I was recently in Ramat Beit Shemesh Bet, sitting on a curb and enjoying the sun while my friend ran into a store to make a few copies. I was in high spirits as I watched little children proudly donning colorful Purim costumes. That’s when a chareidi looking man approached me. Without looking at me, he began yelling at me in Hebrew. I’m not stupid. I know he was upset with my clothing. But after glancing down and confirming that neither my knee-length denim skirt nor my three-quarter sleeved shirt had undergone any surgical operations and that both were still fully intact, I was satisfied with simply responding “Ani lo midaberet ivrit.” The man, however, either did not hear me or chose to ignore our language barrier and continued to scream at me while looking intently at the ground. I repeated several times that I did not understand Hebrew and finally, the man decided to say something that was understood in all countries: he spat at my feet. 
As the color flooded through my cheeks, an entire essay of four-letter words raced from my brain to my throat. But, staring disgustedly at the glob of sun-tinted saliva at my shoe, I pressed my lips together, swallowed my pointless words, stood up, and purposefully crossed the street. While the man remained standing next to his own spit, either contemplating following me or unaware that I had left due to his insistence on looking at everyone and everything except for me, a young woman approached me.
I braced myself for more rebuke or perhaps even more sputum, when suddenly, her lips parted and a kind, concerned voice seeped out from between them. In broken English she asked if I was okay and began explaining that many closed-minded meah shearim residents had migrated to Ramat Bet Shemesh Bet in search of more living space and had brought their corrupt and highly questionable methodology with them. She apologized profusely on behalf of the neighborhood and proceeded to tell me a story in which a house was broken into and trashed simply because its inhabiting family owned a television.
Then she asked me about myself. I told her that a religious thirst had brought me to Neve Yerushalayim, where I began working on a number of mitzvot, a very personally prevalent one being modesty. Compassion filled her eyes as she looked me up and down and said, “It must be so discouraging. You’re wearing a skirt and long sleeves. You probably felt so good and then a man spits on you!” I smiled and told her that we all have areas in which we could use improvement, that man’s clearly being vi’ahavta lireacha kamocha.
While I, in no way, intend to undermine modesty, I must point out that the mitzvah oftznuah is only hinted to in the written torah, yet the commandment to love your fellow man is explicitly stated.  
She shook her head in shame and disappointment, made sure I was alright a couple of dozen times, and then explained to me that these extremists are a minority and I should not let them get me down. She wished me a happy Purim and walked, with a sympathetic smile, out of my life. 

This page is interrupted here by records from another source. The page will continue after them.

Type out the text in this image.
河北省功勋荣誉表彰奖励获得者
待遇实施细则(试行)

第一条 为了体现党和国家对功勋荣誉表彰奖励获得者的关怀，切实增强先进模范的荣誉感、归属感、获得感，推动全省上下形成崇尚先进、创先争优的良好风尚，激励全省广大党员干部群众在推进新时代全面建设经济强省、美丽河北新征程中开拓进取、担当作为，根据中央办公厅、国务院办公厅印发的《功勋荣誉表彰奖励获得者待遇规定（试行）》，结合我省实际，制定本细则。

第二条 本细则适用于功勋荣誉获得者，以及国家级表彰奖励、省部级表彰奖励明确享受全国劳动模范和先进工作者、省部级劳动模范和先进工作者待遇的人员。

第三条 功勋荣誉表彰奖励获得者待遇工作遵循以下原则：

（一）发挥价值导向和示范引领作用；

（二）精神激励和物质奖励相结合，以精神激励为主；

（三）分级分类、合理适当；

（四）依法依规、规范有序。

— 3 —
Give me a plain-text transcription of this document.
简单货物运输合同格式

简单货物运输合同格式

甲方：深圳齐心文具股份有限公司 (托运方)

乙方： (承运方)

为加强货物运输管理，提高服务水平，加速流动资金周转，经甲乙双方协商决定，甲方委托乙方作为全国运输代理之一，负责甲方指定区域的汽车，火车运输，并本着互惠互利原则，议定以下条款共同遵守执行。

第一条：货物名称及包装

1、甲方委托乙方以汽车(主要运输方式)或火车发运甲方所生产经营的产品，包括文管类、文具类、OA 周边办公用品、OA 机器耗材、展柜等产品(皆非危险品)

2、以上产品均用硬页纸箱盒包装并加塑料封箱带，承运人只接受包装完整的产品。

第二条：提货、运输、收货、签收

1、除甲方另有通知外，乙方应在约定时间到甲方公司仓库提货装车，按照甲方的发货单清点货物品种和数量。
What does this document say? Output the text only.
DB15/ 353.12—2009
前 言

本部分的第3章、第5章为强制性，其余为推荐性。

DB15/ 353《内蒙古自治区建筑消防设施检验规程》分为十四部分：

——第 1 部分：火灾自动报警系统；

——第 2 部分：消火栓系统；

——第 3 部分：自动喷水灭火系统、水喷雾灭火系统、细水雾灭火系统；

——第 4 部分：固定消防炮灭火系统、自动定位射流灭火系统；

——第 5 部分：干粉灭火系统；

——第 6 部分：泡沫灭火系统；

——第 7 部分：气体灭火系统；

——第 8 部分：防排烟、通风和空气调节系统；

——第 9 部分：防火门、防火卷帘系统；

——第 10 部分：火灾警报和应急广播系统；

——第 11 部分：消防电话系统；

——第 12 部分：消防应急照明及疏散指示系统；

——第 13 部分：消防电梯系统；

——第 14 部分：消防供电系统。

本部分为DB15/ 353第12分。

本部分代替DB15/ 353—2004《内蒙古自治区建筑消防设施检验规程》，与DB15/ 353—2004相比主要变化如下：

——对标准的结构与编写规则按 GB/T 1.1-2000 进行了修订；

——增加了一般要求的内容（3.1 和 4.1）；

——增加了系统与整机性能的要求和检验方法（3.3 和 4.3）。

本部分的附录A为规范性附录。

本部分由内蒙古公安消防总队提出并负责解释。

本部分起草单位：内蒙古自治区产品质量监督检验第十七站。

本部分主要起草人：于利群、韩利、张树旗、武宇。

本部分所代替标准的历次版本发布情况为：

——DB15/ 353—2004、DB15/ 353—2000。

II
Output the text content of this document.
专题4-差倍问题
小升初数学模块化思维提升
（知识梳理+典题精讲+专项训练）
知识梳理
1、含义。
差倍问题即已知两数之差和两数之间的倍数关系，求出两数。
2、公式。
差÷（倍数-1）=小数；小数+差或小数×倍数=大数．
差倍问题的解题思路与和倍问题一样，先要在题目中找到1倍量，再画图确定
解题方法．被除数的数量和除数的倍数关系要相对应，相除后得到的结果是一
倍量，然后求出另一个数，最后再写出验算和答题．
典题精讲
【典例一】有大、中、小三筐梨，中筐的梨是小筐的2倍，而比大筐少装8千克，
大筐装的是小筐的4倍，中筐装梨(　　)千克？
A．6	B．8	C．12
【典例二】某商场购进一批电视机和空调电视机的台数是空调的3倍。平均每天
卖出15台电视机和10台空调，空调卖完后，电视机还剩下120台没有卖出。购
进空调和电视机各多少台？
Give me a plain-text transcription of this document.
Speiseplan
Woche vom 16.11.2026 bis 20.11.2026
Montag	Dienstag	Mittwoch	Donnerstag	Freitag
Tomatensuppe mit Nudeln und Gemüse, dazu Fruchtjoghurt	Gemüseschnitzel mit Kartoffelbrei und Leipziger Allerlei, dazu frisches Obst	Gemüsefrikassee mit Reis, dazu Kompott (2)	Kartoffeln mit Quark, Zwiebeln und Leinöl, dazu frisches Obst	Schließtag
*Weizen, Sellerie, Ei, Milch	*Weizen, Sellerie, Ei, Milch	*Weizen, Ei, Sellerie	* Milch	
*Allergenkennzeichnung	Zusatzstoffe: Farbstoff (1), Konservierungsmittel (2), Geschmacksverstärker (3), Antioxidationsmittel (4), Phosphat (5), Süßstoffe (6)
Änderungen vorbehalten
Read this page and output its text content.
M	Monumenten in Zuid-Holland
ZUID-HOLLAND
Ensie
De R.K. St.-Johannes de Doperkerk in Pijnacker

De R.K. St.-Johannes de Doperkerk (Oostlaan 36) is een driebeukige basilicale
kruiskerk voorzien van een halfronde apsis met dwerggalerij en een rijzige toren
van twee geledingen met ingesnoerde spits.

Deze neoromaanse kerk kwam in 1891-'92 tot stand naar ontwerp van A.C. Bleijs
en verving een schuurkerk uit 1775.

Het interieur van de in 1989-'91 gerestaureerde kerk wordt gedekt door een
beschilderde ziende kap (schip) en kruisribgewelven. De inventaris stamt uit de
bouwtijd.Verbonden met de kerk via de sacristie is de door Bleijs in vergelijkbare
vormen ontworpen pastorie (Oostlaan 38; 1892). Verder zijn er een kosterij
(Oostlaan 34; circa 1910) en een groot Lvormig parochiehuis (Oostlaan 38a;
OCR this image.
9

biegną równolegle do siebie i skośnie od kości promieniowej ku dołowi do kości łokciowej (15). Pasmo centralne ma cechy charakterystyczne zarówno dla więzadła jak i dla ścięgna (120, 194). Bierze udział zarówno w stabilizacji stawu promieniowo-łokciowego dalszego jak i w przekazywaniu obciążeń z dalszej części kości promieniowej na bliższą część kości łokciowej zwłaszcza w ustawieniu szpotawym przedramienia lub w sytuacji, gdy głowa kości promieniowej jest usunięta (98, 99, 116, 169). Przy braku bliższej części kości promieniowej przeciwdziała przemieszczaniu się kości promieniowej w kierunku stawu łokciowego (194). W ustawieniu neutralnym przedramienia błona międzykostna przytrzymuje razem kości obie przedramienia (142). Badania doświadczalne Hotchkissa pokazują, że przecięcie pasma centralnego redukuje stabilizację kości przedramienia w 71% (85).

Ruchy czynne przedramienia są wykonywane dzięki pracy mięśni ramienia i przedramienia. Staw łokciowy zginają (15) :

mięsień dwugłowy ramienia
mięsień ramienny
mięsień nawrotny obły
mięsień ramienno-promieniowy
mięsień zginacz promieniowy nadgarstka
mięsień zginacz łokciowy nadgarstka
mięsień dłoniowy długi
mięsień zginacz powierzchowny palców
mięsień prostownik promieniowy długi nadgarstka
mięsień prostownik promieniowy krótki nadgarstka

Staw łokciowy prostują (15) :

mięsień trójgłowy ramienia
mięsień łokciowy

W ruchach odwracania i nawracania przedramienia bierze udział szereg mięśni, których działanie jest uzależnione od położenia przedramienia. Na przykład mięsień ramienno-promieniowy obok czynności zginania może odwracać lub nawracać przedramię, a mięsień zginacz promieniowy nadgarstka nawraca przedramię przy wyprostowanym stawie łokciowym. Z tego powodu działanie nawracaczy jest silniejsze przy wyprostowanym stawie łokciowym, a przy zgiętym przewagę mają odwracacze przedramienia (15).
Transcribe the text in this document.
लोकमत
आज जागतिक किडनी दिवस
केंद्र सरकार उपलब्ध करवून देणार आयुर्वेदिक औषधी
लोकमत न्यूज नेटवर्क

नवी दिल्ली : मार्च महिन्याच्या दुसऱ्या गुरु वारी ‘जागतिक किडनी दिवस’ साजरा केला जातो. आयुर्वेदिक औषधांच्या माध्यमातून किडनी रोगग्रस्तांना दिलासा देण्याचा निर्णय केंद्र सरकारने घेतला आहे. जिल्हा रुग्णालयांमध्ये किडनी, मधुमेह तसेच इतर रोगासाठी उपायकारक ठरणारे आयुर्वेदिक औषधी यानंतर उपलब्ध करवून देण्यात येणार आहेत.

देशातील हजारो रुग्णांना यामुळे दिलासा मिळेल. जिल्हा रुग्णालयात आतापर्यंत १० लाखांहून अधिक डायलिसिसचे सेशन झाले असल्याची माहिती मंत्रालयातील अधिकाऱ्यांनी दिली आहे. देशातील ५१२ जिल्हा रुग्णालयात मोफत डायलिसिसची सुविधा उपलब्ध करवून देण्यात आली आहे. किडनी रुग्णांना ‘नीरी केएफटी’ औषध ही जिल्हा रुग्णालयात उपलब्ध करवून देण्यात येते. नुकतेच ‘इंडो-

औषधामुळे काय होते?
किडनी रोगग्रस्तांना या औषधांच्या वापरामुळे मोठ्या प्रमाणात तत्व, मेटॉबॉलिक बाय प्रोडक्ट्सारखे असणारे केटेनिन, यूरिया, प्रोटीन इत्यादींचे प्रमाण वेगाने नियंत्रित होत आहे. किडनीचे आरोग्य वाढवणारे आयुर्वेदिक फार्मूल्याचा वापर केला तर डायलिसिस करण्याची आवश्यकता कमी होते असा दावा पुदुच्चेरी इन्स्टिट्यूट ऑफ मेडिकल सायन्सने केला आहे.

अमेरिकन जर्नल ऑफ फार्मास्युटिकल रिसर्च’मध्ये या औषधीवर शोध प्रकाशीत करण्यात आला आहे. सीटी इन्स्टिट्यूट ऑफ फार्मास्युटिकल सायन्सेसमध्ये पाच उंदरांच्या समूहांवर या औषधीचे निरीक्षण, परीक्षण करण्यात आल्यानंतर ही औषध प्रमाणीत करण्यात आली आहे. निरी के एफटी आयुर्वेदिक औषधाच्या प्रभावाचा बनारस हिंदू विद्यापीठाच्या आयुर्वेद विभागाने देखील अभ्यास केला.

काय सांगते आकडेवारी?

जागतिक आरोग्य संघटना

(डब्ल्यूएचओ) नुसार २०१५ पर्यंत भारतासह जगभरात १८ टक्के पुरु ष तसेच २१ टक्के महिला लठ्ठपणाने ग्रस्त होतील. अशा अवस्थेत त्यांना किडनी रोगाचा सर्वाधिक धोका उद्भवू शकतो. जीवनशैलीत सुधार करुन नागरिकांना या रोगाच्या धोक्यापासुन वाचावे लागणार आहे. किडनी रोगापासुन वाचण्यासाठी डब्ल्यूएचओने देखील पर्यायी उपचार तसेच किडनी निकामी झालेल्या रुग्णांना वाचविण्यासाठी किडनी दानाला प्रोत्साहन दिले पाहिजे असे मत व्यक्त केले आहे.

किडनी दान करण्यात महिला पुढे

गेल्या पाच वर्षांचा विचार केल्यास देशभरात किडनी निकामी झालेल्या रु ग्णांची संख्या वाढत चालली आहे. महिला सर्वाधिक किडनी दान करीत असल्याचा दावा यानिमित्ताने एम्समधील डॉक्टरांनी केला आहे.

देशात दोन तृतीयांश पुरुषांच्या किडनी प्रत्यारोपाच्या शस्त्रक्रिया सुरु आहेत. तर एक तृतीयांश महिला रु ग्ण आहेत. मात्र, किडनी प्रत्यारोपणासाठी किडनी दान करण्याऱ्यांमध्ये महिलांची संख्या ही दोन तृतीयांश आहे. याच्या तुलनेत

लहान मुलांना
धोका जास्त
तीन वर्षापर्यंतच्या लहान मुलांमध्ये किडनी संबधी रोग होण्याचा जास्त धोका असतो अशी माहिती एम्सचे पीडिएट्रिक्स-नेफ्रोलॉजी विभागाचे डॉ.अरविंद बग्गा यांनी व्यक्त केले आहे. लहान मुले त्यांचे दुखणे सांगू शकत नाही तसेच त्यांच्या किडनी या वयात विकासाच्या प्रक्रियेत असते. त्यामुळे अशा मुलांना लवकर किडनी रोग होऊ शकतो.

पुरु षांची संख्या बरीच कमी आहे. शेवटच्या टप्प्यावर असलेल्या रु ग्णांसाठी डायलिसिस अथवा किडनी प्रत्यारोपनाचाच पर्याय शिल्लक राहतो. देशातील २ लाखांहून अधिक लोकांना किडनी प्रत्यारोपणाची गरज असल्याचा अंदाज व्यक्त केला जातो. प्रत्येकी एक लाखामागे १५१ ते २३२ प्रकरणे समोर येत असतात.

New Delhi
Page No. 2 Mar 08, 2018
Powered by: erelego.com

As I began searching for my friend, eager to avoid another amateur mussar session, I thought about the two ways in which I could walk away from this experience. I could concentrate on the man who spat on me, the man who made people give up their food for a few minutes with his siddur, or I could focus on the woman, the stranger, who, despite having no obligations towards me, took twenty minutes out of her busy erev shabbat to soothe and comfort me. 
For every one man demanding bread from the hungry, perverting the mitzvot with his narrow mind, there will always be a line of people, willing to go hungry for a little longer, just to have a moment with G-d.